People like – or dislike – words for the way they sound or the associations they conjure, but some are also influenced by the way a word looks.
For example, many find something humorous about the letter k.
Pickle. Dunk. Monkey. Kalamazoo. Yank.
Funniest is the initial silent k, as in
knackwrust or
knuckle. What is so funny about that? I don’t know, but there’s an air of stupidity about it, no? To get really stupid, when someone wants to make a joke of his shop, he screws the spelling to include k: Kwik Kleaners or Kute Gifts. Poor k!
I like a doubled vowel, as in
leer and
deep. Even better than the double e is double o. To some extent, it’s also funny. Think of the word
tube. It’s not funny. But the word
loop is. Since
tube and
loop have the same vowel, it’s not sound here, it’s spelling. Other double o’s are also funny, like
doodle, toot, boob, poodle and
oodles. And why is
cartoon not
cartune? Because!
You’d think double o words were formed for the sake of a laugh. But there’s another class of double o words that ooze of mystery and have nothing funny about them. Think
room. Such a big little word. Also
smooth and
broom and
groom.
Cocoon. Soundwise, it helps if the double o is followed by a vocalized consonant. But it isn’t absolutely necessary. I find a weird spaciousness also in
root and
soot, for example, and
soot isn’t even pronounced with the long /u/.
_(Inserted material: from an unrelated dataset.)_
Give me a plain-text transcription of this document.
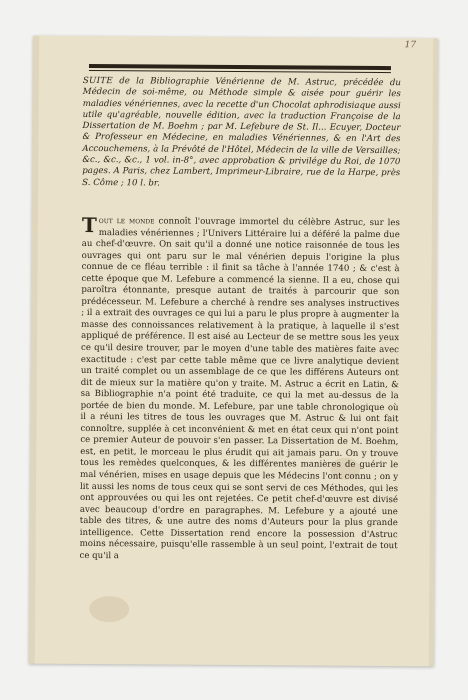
17
SUITE de la Bibliographie Vénérienne de M. Astruc, précédée du Médecin de soi-même, ou Méthode simple & aisée pour guérir les maladies vénériennes, avec la recette d'un Chocolat aphrodisiaque aussi utile qu'agréable, nouvelle édition, avec la traduction Françoise de la Dissertation de M. Boehm ; par M. Lefebure de St. Il... Ecuyer, Docteur & Professeur en Médecine, en maladies Vénériennes, & en l'Art des Accouchemens, à la Prévôté de l'Hôtel, Médecin de la ville de Versailles; &c., &c., &c., 1 vol. in-8°, avec approbation & privilége du Roi, de 1070 pages. A Paris, chez Lambert, Imprimeur-Libraire, rue de la Harpe, près S. Côme ; 10 l. br.
Tout le monde connoît l'ouvrage immortel du célèbre Astruc, sur les maladies vénériennes ; l'Univers Littéraire lui a déféré la palme due au chef-d'œuvre. On sait qu'il a donné une notice raisonnée de tous les ouvrages qui ont paru sur le mal vénérien depuis l'origine la plus connue de ce fléau terrible : il finit sa tâche à l'année 1740 ; & c'est à cette époque que M. Lefebure a commencé la sienne. Il a eu, chose qui paroîtra étonnante, presque autant de traités à parcourir que son prédécesseur. M. Lefebure a cherché à rendre ses analyses instructives ; il a extrait des ouvrages ce qui lui a paru le plus propre à augmenter la masse des connoissances relativement à la pratique, à laquelle il s'est appliqué de préférence. Il est aisé au Lecteur de se mettre sous les yeux ce qu'il desire trouver, par le moyen d'une table des matières faite avec exactitude : c'est par cette table même que ce livre analytique devient un traité complet ou un assemblage de ce que les différens Auteurs ont dit de mieux sur la matière qu'on y traite. M. Astruc a écrit en Latin, & sa Bibliographie n'a point été traduite, ce qui la met au-dessus de la portée de bien du monde. M. Lefebure, par une table chronologique où il a réuni les titres de tous les ouvrages que M. Astruc & lui ont fait connoître, supplée à cet inconvénient & met en état ceux qui n'ont point ce premier Auteur de pouvoir s'en passer. La Dissertation de M. Boehm, est, en petit, le morceau le plus érudit qui ait jamais paru. On y trouve tous les remèdes quelconques, & les différentes manières de guérir le mal vénérien, mises en usage depuis que les Médecins l'ont connu ; on y lit aussi les noms de tous ceux qui se sont servi de ces Méthodes, qui les ont approuvées ou qui les ont rejetées. Ce petit chef-d'œuvre est divisé avec beaucoup d'ordre en paragraphes. M. Lefebure y a ajouté une table des titres, & une autre des noms d'Auteurs pour la plus grande intelligence. Cette Dissertation rend encore la possession d'Astruc moins nécessaire, puisqu'elle rassemble à un seul point, l'extrait de tout ce qu'il a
Somewhere the buried knowledge of how the word is spelled affects me even when I’m neither reading nor writing it. As much as I dig
root,
route leaves me lukewarm. And while I like
June, pursuit, newt and
chute, they’d be different altogether with a double o.
One might say it’s only because the double o looks so cool. But that’s not it entirely. Also
leer is more interesting than, say,
near.
Wheel is more intriguing than
weal, and
between would beat
betwene, even though there’s something sweet about the latter. Dopey and sweet.